Graeme Bell

No. 26
- Position: Fullback

Personal information
- Born: October 15, 1980 (age 45) Regina, Saskatchewan, Canada
- Listed height: 5 ft 10 in (1.78 m)
- Listed weight: 229 lb (104 kg)

Career information
- High school: Walter Murray
- University: Saskatchewan
- CFL draft: 2005: undrafted

Career history
- 2005–2008: Winnipeg Blue Bombers
- 2009–2010: Edmonton Eskimos
- 2011–2013: Saskatchewan Roughriders
- Stats at CFL.ca (archive)

= Graeme Bell (Canadian football) =

Canadian football player (born 1980)

Graeme Bell (born October 15, 1980) is a Canadian former professional football fullback who played in the Canadian Football League (CFL). He was signed as an undrafted free agent in 2005 by the Winnipeg Blue Bombers. He played CIS football for the Saskatchewan Huskies. He was beaten with a baseball bat on May 17, 2007, in Saskatoon and underwent brain surgery.

On May 8, 2011, he was traded from the Edmonton Eskimos to the Saskatchewan Roughriders in exchange for a Sixth Round 2011 CFL draft choice.

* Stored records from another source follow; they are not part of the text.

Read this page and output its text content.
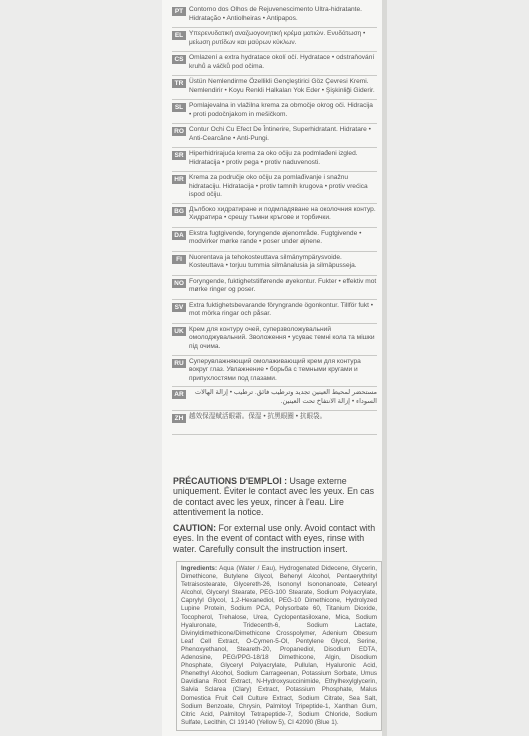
PT Contorno dos Olhos de Rejuvenescimento Ultra-hidratante. Hidratação • Antiolheiras • Antipapos.
EL Υπερενυδατική αναζωογονητική κρέμα ματιών. Ενυδάτωση • μείωση ρυτίδων και μαύρων κύκλων.
CS Omlazení a extra hydratace okolí očí. Hydratace • odstraňování kruhů a váčků pod očima.
TR Üstün Nemlendirme Özellikli Gençleştirici Göz Çevresi Kremi. Nemlendirir • Koyu Renkli Halkaları Yok Eder • Şişkinliği Giderir.
SL Pomlajevalna in vlažilna krema za območje okrog oči. Hidracija • proti podočnjakom in mešičkom.
RO Contur Ochi Cu Efect De Întinerire, Superhidratant. Hidratare • Anti-Cearcăne • Anti-Pungi.
SR Hiperhidrirajuća krema za oko očiju za podmlađeni izgled. Hidratacija • protiv pega • protiv naduvenosti.
HR Krema za područje oko očiju za pomlađivanje i snažnu hidrataciju. Hidratacija • protiv tamnih krugova • protiv vrećica ispod očiju.
BG Дълбоко хидратиране и подмладяване на околочния контур. Хидратира • срещу тъмни кръгове и торбички.
DA Ekstra fugtgivende, foryngende øjenområde. Fugtgivende • modvirker mørke rande • poser under øjnene.
FI	Nuorentava ja tehokosteuttava silmänympärysvoide. Kosteuttava • torjuu tummia silmänalusia ja silmäpusseja.
NO Foryngende, fuktighetstilførende øyekontur. Fukter • effektiv mot mørke ringer og poser.
SV Extra fuktighetsbevarande föryngrande ögonkontur. Tillför fukt • mot mörka ringar och påsar.
UK Крем для контуру очей, суперзволожувальний омолоджувальний. Зволоження • усуває темні кола та мішки під очима.
RU Суперувлажняющий омолаживающий крем для контура вокруг глаз. Увлажнение • борьба с темными кругами и припухлостями под глазами.
AR	مستحضر لمحيط العينين تجديد وترطيب فائق. ترطيب • إزالة الهالات السوداء • إزالة الانتفاخ تحت العينين.
ZH 越效保湿赋活眼霜。保湿 • 抗黑眼圈 • 抗眼袋。

PRÉCAUTIONS D'EMPLOI : Usage externe uniquement. Éviter le contact avec les yeux. En cas de contact avec les yeux, rincer à l'eau. Lire attentivement la notice.

CAUTION: For external use only. Avoid contact with eyes. In the event of contact with eyes, rinse with water. Carefully consult the instruction insert.

Ingredients: Aqua (Water / Eau), Hydrogenated Didecene, Glycerin, Dimethicone, Butylene Glycol, Behenyl Alcohol, Pentaerythrityl Tetraisostearate, Glycereth-26, Isononyl Isononanoate, Cetearyl Alcohol, Glyceryl Stearate, PEG-100 Stearate, Sodium Polyacrylate, Caprylyl Glycol, 1,2-Hexanediol, PEG-10 Dimethicone, Hydrolyzed Lupine Protein, Sodium PCA, Polysorbate 60, Titanium Dioxide, Tocopherol, Trehalose, Urea, Cyclopentasiloxane, Mica, Sodium Hyaluronate, Tridecenth-6, Sodium Lactate, Divinyldimethicone/Dimethicone Crosspolymer, Adenium Obesum Leaf Cell Extract, O-Cymen-5-Ol, Pentylene Glycol, Serine, Phenoxyethanol, Steareth-20, Propanediol, Disodium EDTA, Adenosine, PEG/PPG-18/18 Dimethicone, Algin, Disodium Phosphate, Glyceryl Polyacrylate, Pullulan, Hyaluronic Acid, Phenethyl Alcohol, Sodium Carrageenan, Potassium Sorbate, Umus Davidiana Root Extract, N-Hydroxysuccinimide, Ethylhexylglycerin, Salvia Sclarea (Clary) Extract, Potassium Phosphate, Malus Domestica Fruit Cell Culture Extract, Sodium Citrate, Sea Salt, Sodium Benzoate, Chrysin, Palmitoyl Tripeptide-1, Xanthan Gum, Citric Acid, Palmitoyl Tetrapeptide-7, Sodium Chloride, Sodium Sulfate, Lecithin, CI 19140 (Yellow 5), CI 42090 (Blue 1).
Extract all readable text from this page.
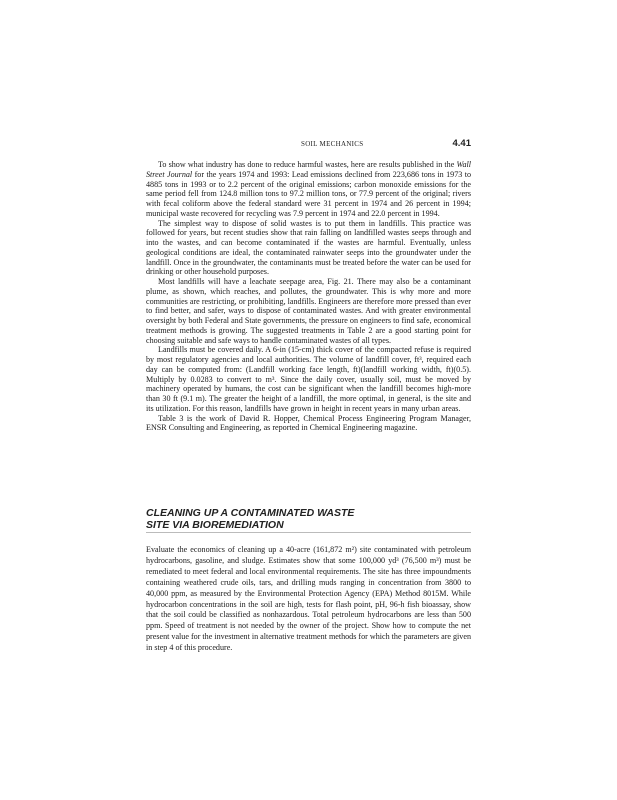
SOIL MECHANICS	4.41

To show what industry has done to reduce harmful wastes, here are results published in the Wall Street Journal for the years 1974 and 1993: Lead emissions declined from 223,686 tons in 1973 to 4885 tons in 1993 or to 2.2 percent of the original emissions; carbon monoxide emissions for the same period fell from 124.8 million tons to 97.2 million tons, or 77.9 percent of the original; rivers with fecal coliform above the federal standard were 31 percent in 1974 and 26 percent in 1994; municipal waste recovered for recycling was 7.9 percent in 1974 and 22.0 percent in 1994.

The simplest way to dispose of solid wastes is to put them in landfills. This practice was followed for years, but recent studies show that rain falling on landfilled wastes seeps through and into the wastes, and can become contaminated if the wastes are harmful. Eventually, unless geological conditions are ideal, the contaminated rainwater seeps into the groundwater under the landfill. Once in the groundwater, the contaminants must be treated before the water can be used for drinking or other household purposes.

Most landfills will have a leachate seepage area, Fig. 21. There may also be a contaminant plume, as shown, which reaches, and pollutes, the groundwater. This is why more and more communities are restricting, or prohibiting, landfills. Engineers are therefore more pressed than ever to find better, and safer, ways to dispose of contaminated wastes. And with greater environmental oversight by both Federal and State governments, the pressure on engineers to find safe, economical treatment methods is growing. The suggested treatments in Table 2 are a good starting point for choosing suitable and safe ways to handle contaminated wastes of all types.

Landfills must be covered daily. A 6-in (15-cm) thick cover of the compacted refuse is required by most regulatory agencies and local authorities. The volume of landfill cover, ft³, required each day can be computed from: (Landfill working face length, ft)(landfill working width, ft)(0.5). Multiply by 0.0283 to convert to m³. Since the daily cover, usually soil, must be moved by machinery operated by humans, the cost can be significant when the landfill becomes high-more than 30 ft (9.1 m). The greater the height of a landfill, the more optimal, in general, is the site and its utilization. For this reason, landfills have grown in height in recent years in many urban areas.

Table 3 is the work of David R. Hopper, Chemical Process Engineering Program Manager, ENSR Consulting and Engineering, as reported in Chemical Engineering magazine.

CLEANING UP A CONTAMINATED WASTE
SITE VIA BIOREMEDIATION

Evaluate the economics of cleaning up a 40-acre (161,872 m²) site contaminated with petroleum hydrocarbons, gasoline, and sludge. Estimates show that some 100,000 yd³ (76,500 m³) must be remediated to meet federal and local environmental requirements. The site has three impoundments containing weathered crude oils, tars, and drilling muds ranging in concentration from 3800 to 40,000 ppm, as measured by the Environmental Protection Agency (EPA) Method 8015M. While hydrocarbon concentrations in the soil are high, tests for flash point, pH, 96-h fish bioassay, show that the soil could be classified as nonhazardous. Total petroleum hydrocarbons are less than 500 ppm. Speed of treatment is not needed by the owner of the project. Show how to compute the net present value for the investment in alternative treatment methods for which the parameters are given in step 4 of this procedure.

Bell retired on February 10, 2014. He played in 97 games and recorded 18 career carries for 66 yards and 1 touchdown, and 7 receptions for 28 yards with 2 touchdowns. Bell also recorded 60 tackles on special teams.

Bell currently is a Regional Partner with Alair Homes and can be found volunteering for a variety of local charitable groups. He currently sits on the board of directors for Edmonton's Brain Care Centre.